In right $\triangle ABD$ (for the total height):
With respect to the angle $ \angle BAD = 60^\circ $:
- Opposite side = BD = $h + 1.6$.
- Adjacent side = AB = $x$.
$\tan 60^\circ = \frac{BD}{AB}$
Substitute the values:
$\sqrt{3} = \frac{h+1.6}{x}$
[Since $\tan 60^\circ = \sqrt{3}$]
Cross-multiply:
$x\sqrt{3} = h+1.6$
$x\sqrt{3} = h+1.6$
... (ii)
Now we solve the system of two equations (i) and (ii) for $h$. We can substitute $ x = h $ from equation (i) into equation (ii):
$h\sqrt{3} = h+1.6$
[Substituting $x=h$]
Rearrange the equation to isolate $h$ terms:
$h\sqrt{3} - h = 1.6$
Factor out $h$ from the left side:
$h(\sqrt{3} - 1) = 1.6$
Solve for $h$ by dividing both sides by $ (\sqrt{3} - 1) $:
$h = \frac{1.6}{\sqrt{3} - 1}$
To simplify and rationalise the denominator, multiply the numerator and denominator by the conjugate of the denominator, $ (\sqrt{3} + 1) $:
$h = \frac{1.6}{(\sqrt{3} - 1)} \times \frac{(\sqrt{3} + 1)}{(\sqrt{3} + 1)}$
Use the difference of squares formula $(a-b)(a+b) = a^2 - b^2$ in the denominator:
$h = \frac{1.6 (\sqrt{3} + 1)}{(\sqrt{3})^2 - 1^2} = \frac{1.6 (\sqrt{3} + 1)}{3 - 1} = \frac{1.6 (\sqrt{3} + 1)}{2}$
Divide the numerator by 2:
$h = 0.8 (\sqrt{3} + 1)$
The height of the pedestal is $0.8(\sqrt{3} + 1)$ meters.
If a numerical approximation is required, using $ \sqrt{3} \approx 1.732 $:
$ h \approx 0.8 \times (1.732 + 1) = 0.8 \times 2.732 = 2.1856 $ meters.
Note for Competitive Exams
Problems involving multiple right triangles require careful diagramming and systematic equation solving.

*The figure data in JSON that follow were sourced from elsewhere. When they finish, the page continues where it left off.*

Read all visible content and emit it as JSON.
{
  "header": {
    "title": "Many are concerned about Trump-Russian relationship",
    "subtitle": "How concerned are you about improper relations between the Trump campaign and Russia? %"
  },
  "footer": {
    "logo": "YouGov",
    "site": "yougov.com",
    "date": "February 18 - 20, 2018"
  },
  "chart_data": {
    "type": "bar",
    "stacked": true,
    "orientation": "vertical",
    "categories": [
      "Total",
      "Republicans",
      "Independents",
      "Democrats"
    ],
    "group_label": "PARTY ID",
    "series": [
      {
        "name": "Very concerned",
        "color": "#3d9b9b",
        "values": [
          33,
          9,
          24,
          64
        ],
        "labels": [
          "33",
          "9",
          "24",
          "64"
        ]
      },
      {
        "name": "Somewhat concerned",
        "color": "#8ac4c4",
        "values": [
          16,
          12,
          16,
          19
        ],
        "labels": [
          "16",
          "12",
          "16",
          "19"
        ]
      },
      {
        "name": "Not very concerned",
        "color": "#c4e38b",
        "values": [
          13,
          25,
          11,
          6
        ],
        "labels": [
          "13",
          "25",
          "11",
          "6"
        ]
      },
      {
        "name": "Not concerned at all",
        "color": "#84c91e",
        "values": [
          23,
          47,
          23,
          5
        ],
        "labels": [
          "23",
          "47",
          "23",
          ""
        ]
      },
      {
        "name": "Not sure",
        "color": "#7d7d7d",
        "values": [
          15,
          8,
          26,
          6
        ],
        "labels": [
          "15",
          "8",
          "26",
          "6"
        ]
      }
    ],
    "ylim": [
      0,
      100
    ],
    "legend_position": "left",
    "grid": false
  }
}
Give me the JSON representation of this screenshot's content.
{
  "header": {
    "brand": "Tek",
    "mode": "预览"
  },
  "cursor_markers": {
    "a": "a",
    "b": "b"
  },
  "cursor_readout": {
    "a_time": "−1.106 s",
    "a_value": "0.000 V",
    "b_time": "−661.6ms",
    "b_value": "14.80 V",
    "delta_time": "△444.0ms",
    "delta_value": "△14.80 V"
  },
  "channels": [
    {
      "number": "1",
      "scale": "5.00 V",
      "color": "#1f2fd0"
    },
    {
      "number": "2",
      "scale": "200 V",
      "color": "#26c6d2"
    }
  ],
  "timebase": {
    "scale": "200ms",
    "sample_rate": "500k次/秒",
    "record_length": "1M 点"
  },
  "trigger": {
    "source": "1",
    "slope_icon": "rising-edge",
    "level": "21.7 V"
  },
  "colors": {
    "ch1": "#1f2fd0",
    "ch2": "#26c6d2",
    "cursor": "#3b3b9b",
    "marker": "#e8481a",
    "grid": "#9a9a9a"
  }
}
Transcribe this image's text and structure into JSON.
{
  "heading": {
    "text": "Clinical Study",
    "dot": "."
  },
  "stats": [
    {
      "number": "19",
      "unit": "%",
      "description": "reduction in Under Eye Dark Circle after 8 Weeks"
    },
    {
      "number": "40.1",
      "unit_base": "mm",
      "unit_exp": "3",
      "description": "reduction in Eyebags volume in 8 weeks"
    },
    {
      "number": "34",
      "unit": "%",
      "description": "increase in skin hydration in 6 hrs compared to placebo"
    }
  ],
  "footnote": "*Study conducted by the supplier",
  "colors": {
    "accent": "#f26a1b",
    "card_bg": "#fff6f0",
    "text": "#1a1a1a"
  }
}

Always draw the horizontal and vertical lines accurately and mark the angles of elevation/depression correctly. Use alternate interior angles to transfer angles of depression to angles inside the right triangles. Most problems involve tangent ratios because they relate vertical heights and horizontal distances. Identify common sides or relationships between sides shared by the triangles. Set up one equation for each relevant triangle and solve the system simultaneously, usually using substitution. Be comfortable working with surds and rationalising denominators. Practice solving a variety of problems involving different multiple-triangle scenarios to build confidence.